After playing many heavy characters in the last decade, it
is good to see Ralph Fiennes showing his talent for playing dead-pan comic
roles. He delivers all his curt lines with a British verbose authority. Fiennes’ Gustave possesses all the character
traits of Anderson’s, but he doesn’t come across as monotonous (similar to Gene
Hackman in Anderson’s “Royal Tenenbaums”). The pathos and frustration exhibited
by Fiennes grounds the movie, never allowing the zaniness to lift it off. The
movie is filled the sundry guest turns that lends enough power to the
proceedings. Edward Norton’s sensitive military commander, Willem Dafoe’s
grim-faced assassin, Adrien Brody, Jeff Goldblum, Harvey Keitel, Matthieu
Amalric, Bob Balaban, Lea Seydoux, Bill Murray, Jason Schwartzmann and Owen
Wilson are part of pop-up cameos that have been a source of pleasure in
Anderson’s movies.
“The Grand Budapest Hotel” is the grandest treats of one of
the most creative minds making movies today. It confronts the troubled patches
of history with an unexpected, intoxicating energy.
Trailer
3 comments:
Ralph Fiennes is once again at his best, wonderful watch.
I enjoyed reading your review almost as much as I enjoyed watching the brilliant Wes Anderson film. And, you have summed it up pretty well but not without pointing out several important details about Wes Anderson's singular filmmaking style. The comparison to the Robert Bresson film is quite apt. Great work!!!

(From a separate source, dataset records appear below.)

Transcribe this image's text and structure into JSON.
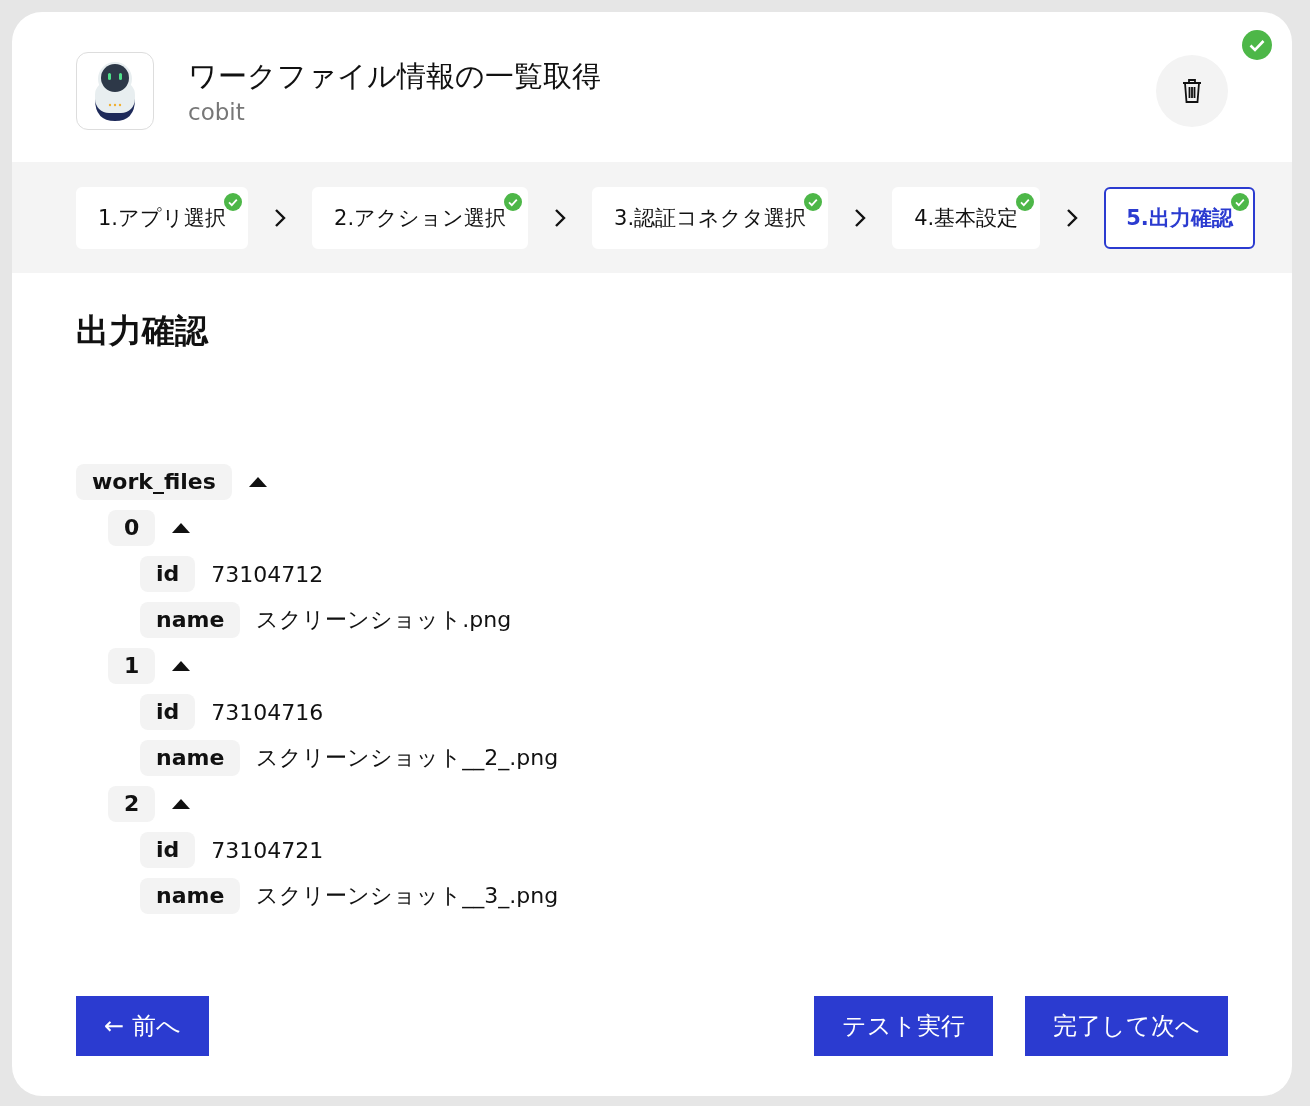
{
  "header": {
    "title": "ワークファイル情報の一覧取得",
    "subtitle": "cobit",
    "completed": true
  },
  "steps": [
    {
      "label": "1.アプリ選択",
      "done": true,
      "selected": false
    },
    {
      "label": "2.アクション選択",
      "done": true,
      "selected": false
    },
    {
      "label": "3.認証コネクタ選択",
      "done": true,
      "selected": false
    },
    {
      "label": "4.基本設定",
      "done": true,
      "selected": false
    },
    {
      "label": "5.出力確認",
      "done": true,
      "selected": true
    }
  ],
  "section_title": "出力確認",
  "output_tree": [
    {
      "key": "work_files",
      "expanded": true,
      "children": [
        {
          "key": "0",
          "expanded": true,
          "children": [
            {
              "key": "id",
              "value": "73104712"
            },
            {
              "key": "name",
              "value": "スクリーンショット.png"
            }
          ]
        },
        {
          "key": "1",
          "expanded": true,
          "children": [
            {
              "key": "id",
              "value": "73104716"
            },
            {
              "key": "name",
              "value": "スクリーンショット__2_.png"
            }
          ]
        },
        {
          "key": "2",
          "expanded": true,
          "children": [
            {
              "key": "id",
              "value": "73104721"
            },
            {
              "key": "name",
              "value": "スクリーンショット__3_.png"
            }
          ]
        }
      ]
    }
  ],
  "buttons": {
    "back": "← 前へ",
    "test": "テスト実行",
    "next": "完了して次へ"
  }
}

P.S. Here's the link to my review:
http://www.apotpourriofvestiges.com/2014/06/the-grand-budapest-hotel-2014-wes.html
@ Mukulika Basu, thanks for the comment. I think this Fiennes best performance since 'Schindler's List.'
@ Murtaza Ali, Thank you. You are right, I have missed out many details about Anderson's film-making style. However, I am looking to write a separate article about Wes Anderson's quirky directing style.